This website was designed by John J. McClaire III.
In the fall of 2010, I created an installation in my college’s student art gallery.My installation featured a welded sculpture that held two Xbox controllers (one pink, one blue). The controllers had MP3 players installed inside them, and headsets attached to the MP3 players, allowing the viewer to interact with the sculpture by listening to audio while reading the banners placed around the room.
The banners contained phrases from the transcripts of audio I had recorded while playing Call of Duty on Xbox live. The pink controller played audio that is somewhat typical of a woman’s experience gaming online, and the blue controller played more male-based audio.

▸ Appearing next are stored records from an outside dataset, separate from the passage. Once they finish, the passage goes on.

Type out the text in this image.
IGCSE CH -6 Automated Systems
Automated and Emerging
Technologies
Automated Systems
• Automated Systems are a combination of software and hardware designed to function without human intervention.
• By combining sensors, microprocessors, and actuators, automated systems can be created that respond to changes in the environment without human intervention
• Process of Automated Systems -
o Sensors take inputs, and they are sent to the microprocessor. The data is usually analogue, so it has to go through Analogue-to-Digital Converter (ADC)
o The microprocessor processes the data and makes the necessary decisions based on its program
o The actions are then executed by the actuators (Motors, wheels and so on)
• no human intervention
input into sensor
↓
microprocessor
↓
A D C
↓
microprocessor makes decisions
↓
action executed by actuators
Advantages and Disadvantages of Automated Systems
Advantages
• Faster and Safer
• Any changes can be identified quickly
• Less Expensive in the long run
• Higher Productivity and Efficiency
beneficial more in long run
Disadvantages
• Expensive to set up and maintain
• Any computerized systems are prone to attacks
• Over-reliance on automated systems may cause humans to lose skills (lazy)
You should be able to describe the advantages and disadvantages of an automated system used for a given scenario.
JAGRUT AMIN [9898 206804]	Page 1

Since it is a war game, it is considered genuinely unusual to find a female playing Call of Duty, and some of the males playing the game react with hostility when confronted by a female gamer… especially if the girl gets a better score than them. However, the insults thrown at female players are generally predictable, and dated. It’s a stereotype that all female gamers are: fat, ugly, lonely, bad at video games, and should be in the kitchen, making a sandwich.
And that’s essentially the focus of my blog- the dated, hostile, and sometimes downright weird reactions men, and occasionally even other women, have to interacting with females in an anonymous setting that is considered to be male dominated (online video games, specifically first person shooters). Obviously sexism isn’t the only problem prevalent in online gaming, it’s just the one I’ve chosen to focus on.
This behavior is something that most female gamers will have to face at some point if they choose to game online. The aim of my project is education; some people genuinely have no idea this is going on. By exposing this type of behavior, I’m hoping to raise awareness- and possibly push people to remember that it’s a real live person on the other side of that microphone.